Etwas Eigenartiges am Heck des Schiffes fiel ihr auf, aber zunächst war ihr selbst nicht klar, was es sein könne. Dann fiel es ihr wie Schuppen von den Augen. Es gab keinen Ruderbaum. Anstelle des üblichen Steuerruders stand hinter den beiden Frauen eine Art hölzernes Speichenrad, das festgebunden war, damit es sich nicht drehen konnte. Aber kein Ruderbaum! Wie steuern sie das Ding? Selbst der kleinste Flußkahn, den sie gesehen hatte, besaß noch ein Steuerruder, so wie auch jedes der anderen Schiffe, die hier im Hafen vertäut lagen. Immer geheimnisvoller wurde ihr dieses Meervolk.
»Denk daran, was Moiraine dir gesagt hat«, mahnte sie Nynaeve zur Vorsicht, als sie zum Achterdeck gingen. Es war nicht viel gewesen; selbst die Aes Sedai hatte nur wenig von den Atha'an Miere gewußt. Moiraine hatte ihnen gesagt, wie man die höhergestellten Mitglieder des Meervolks ansprechen solle und was bei ihnen als gute Manieren galt. »Und denk auch daran, taktvoll zu sein«, flüsterte sie energisch.
»Ich werde schon daran denken«, erwiderte Nynaeve in scharfem Ton. »Ich kann durchaus taktvoll sein.« Elayne hoffte inbrünstig, daß dem so sei.
Die beiden Meervolk-Frauen warteten am oberen Ende der Treppe auf sie.
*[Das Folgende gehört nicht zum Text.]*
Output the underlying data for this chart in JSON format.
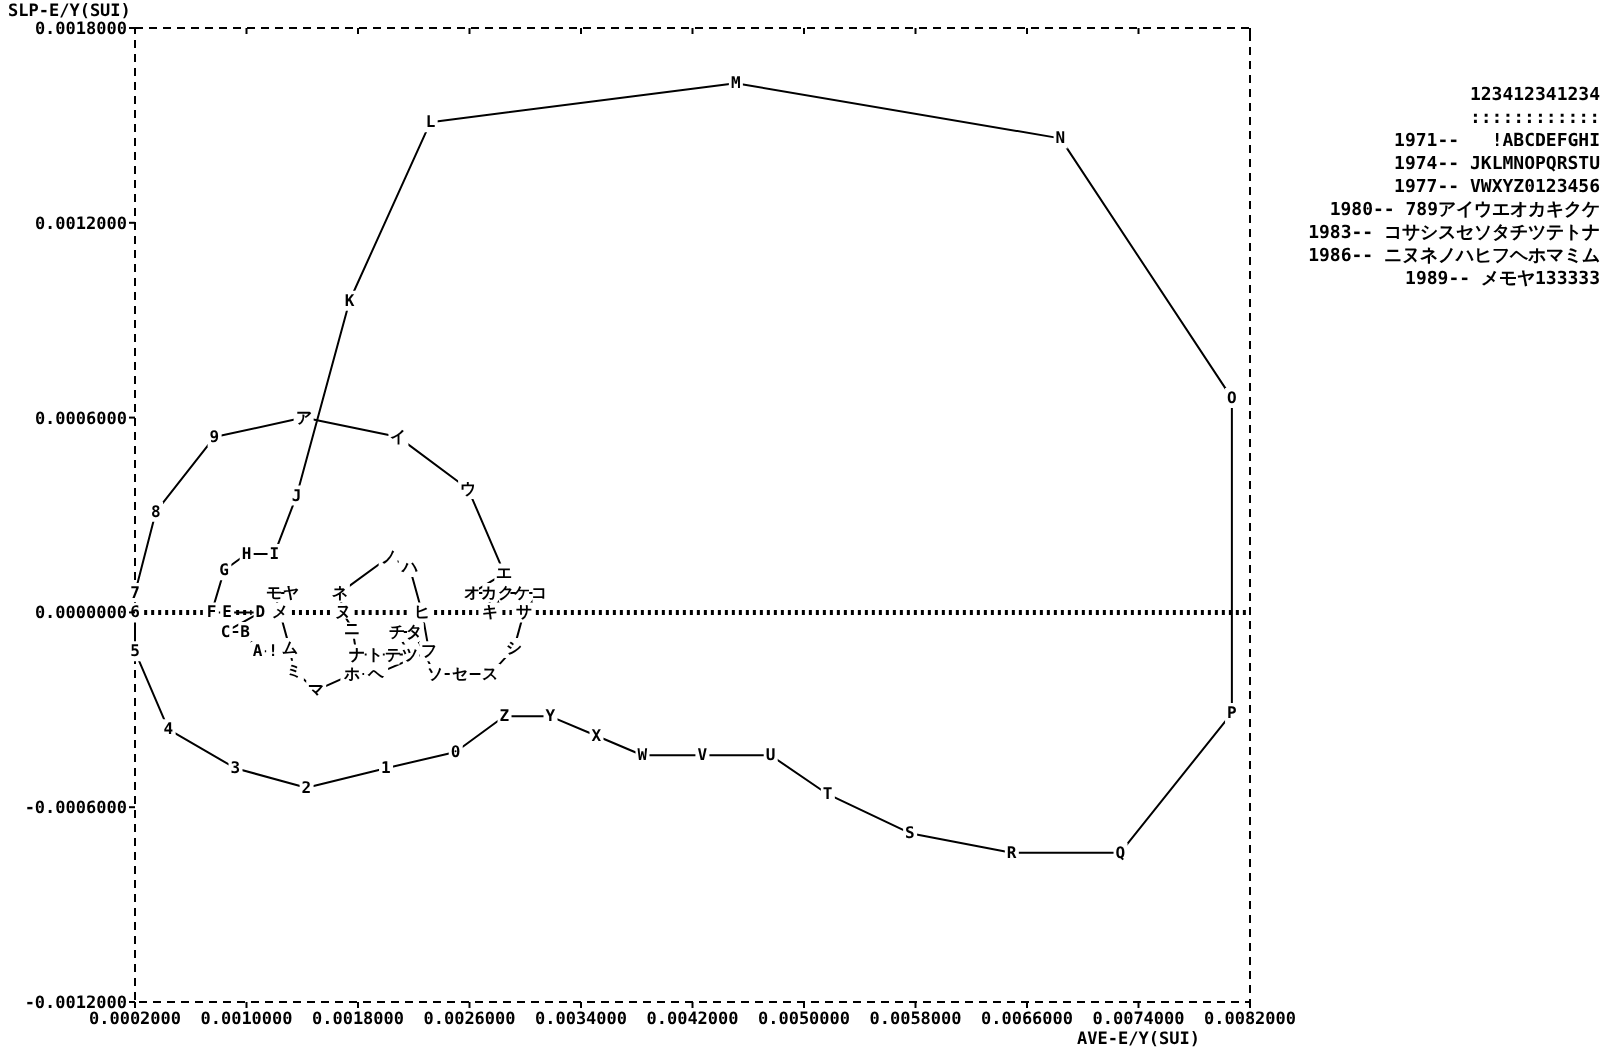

Elayne erinnerte sich daran, daß man die Treppe an Bord eines Schiffes eigentlich Leiter nannte. Sie verstand nicht, warum man bei einem Schiff andere Bezeichnungen für so alltägliche Dinge verwandte. Ein Fußboden war ein Fußboden, ob in einer Scheune, einer Schenke oder einem Palast. Warum nicht auch auf einem Schiff? Eine Parfumwolke umgab die beiden. Der Duft erinnerte leicht an Moschus und kam aus den kleinen Goldbehältern. Die Tätowierungen auf ihren Händen stellten Sterne und Seevögel dar, umgeben von stilisierten Meereswogen.
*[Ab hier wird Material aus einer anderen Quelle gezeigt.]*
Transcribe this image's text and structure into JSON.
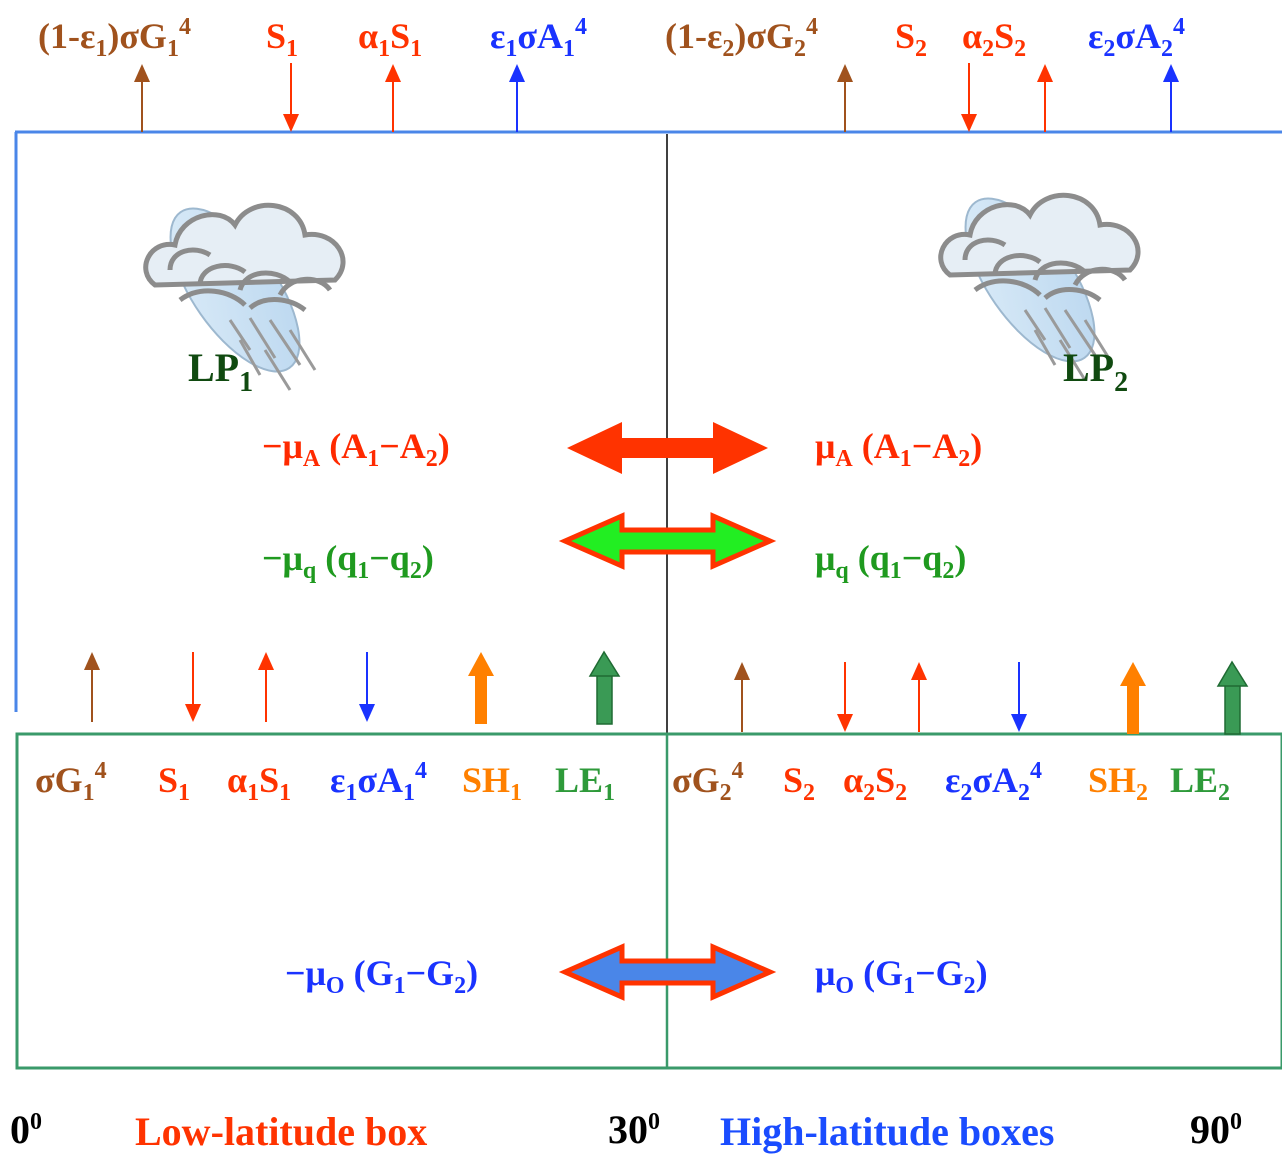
{
  "top_labels": {
    "low": [
      "(1-ε1)σG14",
      "S1",
      "α1S1",
      "ε1σA14"
    ],
    "high": [
      "(1-ε2)σG24",
      "S2",
      "α2S2",
      "ε2σA24"
    ]
  },
  "surface_labels": {
    "low": [
      "σG14",
      "S1",
      "α1S1",
      "ε1σA14",
      "SH1",
      "LE1"
    ],
    "high": [
      "σG24",
      "S2",
      "α2S2",
      "ε2σA24",
      "SH2",
      "LE2"
    ]
  },
  "lp": {
    "low": "LP1",
    "high": "LP2"
  },
  "exchange": {
    "atmos_left": "−μA (A1−A2)",
    "atmos_right": "μA (A1−A2)",
    "moist_left": "−μq (q1−q2)",
    "moist_right": "μq (q1−q2)",
    "ocean_left": "−μO (G1−G2)",
    "ocean_right": "μO (G1−G2)"
  },
  "bottom": {
    "lat_0": "00",
    "low_box": "Low-latitude box",
    "lat_30": "300",
    "high_box": "High-latitude boxes",
    "lat_90": "900"
  },
  "colors": {
    "longwave": "#a0521d",
    "shortwave": "#ff3300",
    "atmos_emission": "#1a33ff",
    "sensible_heat": "#ff8000",
    "latent_heat": "#2e9a3a",
    "atmos_border": "#4a86e8",
    "ocean_border": "#3a9a6a"
  },
  "icons": [
    "rain-cloud-icon"
  ]
}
Nynaeve senkte kurz den Kopf. »Ich heiße Nynaeve al'Meara und bin eine Aes Sedai der Grünen Ajah. Ich suche die Segelherrin dieses Schiffes und Passage, so es das Licht will. Das ist meine Begleiterin und Freundin Elayne Trakand, ebenfalls eine Aes Sedai der Grünen Ajah. Das Licht leuchte Euch und Eurem Schiff und sende Euch günstigen Wind für eine schnelle Fahrt.« Fast genauso hatte es ihnen Moiraine beigebracht. Nicht das von den Aes Sedai der Grünen Ajah allerdings — darüber hatte sich Moiraine lediglich amüsiert.
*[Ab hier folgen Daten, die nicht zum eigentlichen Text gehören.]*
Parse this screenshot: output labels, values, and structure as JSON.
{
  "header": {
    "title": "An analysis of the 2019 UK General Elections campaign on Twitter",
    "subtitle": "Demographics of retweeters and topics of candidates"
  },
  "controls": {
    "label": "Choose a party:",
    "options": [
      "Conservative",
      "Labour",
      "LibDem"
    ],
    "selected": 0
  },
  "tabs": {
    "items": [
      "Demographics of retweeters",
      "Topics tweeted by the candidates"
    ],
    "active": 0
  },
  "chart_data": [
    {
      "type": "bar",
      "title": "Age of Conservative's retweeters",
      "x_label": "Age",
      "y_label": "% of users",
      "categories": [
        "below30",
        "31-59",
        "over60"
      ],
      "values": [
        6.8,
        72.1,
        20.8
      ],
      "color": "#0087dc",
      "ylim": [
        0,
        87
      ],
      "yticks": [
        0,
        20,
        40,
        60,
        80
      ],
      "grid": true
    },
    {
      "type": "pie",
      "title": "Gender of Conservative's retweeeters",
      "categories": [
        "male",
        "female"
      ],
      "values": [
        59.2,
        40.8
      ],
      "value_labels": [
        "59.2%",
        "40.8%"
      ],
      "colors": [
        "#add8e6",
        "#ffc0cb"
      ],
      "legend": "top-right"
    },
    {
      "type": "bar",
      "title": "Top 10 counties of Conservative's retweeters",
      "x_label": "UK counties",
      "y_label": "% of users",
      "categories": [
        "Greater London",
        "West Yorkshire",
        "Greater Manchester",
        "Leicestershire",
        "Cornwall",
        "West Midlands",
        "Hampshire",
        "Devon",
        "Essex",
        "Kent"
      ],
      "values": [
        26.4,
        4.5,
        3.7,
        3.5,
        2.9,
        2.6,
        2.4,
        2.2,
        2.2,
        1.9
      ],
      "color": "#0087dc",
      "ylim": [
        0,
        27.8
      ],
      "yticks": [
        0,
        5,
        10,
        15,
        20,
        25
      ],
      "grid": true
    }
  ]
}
Die ältere Frau, die schon graue Strähnen im schwarzen Haar und kleine Fältchen um ihre großen, braunen Augen hatte, senkte genauso formell den Kopf. Trotzdem schien sie sie von Kopf bis Fuß sehr genau zu mustern und betrachtete besonders lang die Ringe mit der Großen Schlange, die beide an der rechten Hand trugen. »Ich bin Coine din Jubai Wilde Winde, Segelherrin des Wogentänzers. Das hier ist Jorin din Jubai Weiße Schwinge, meine Blutschwester und die Windsucherin des Wogentänzers. Es könnten für Euch noch Passagen frei sein, wenn es dem Licht gefällt. Das Licht leuchte Euch und bringe Euch sicher ans Ende Eurer Reise.« Es war überraschend, daß die beiden Schwestern sein sollten. Elayne sah wohl gewisse Ähnlichkeiten, doch Jorin wirkte viel jünger. Sie wünschte sich, die Windsucherin sei diejenige, mit der sie vor allem zu tun haben würden. Beide Frauen schienen wohl gleichermaßen zurückhaltend, aber etwas an der Windsucherin erinnerte sie an Aviendha. Das war natürlich unsinnig. Diese Frauen waren nicht größer als sie, ihr Teint entsprach ganz und gar nicht dem einer Aielfrau, und die einzige Waffe, die sie bei diesen Frauen hier entdecken konnte, war jeweils ein festes Messer, das sie in die Schärpen gesteckt hatten. Sie sahen eher nach Handwerkszeug aus als nach Waffen, trotz der Schnitzereien und Einlegearbeiten aus Golddraht am jeweiligen Griff. Dennoch konnte sich Elayne nicht helfen: Sie sah irgendeine Ähnlichkeit zwischen Jorin und Aviendha!
»Laßt uns also darüber sprechen, Segelherrin, wenn es Euch recht ist«, sagte Nynaeve ganz im Sinne Moiraines, »über das Segeln und die Häfen und das Geschenk einer Passage.« Das Meervolk ließ sich die Überfahrt nicht bezahlen, hatte Moiraine behauptet. Es sei ein Geschenk, und nur ganz zufällig wurde es gegen ein Geschenk gleichen Wertes eingetauscht.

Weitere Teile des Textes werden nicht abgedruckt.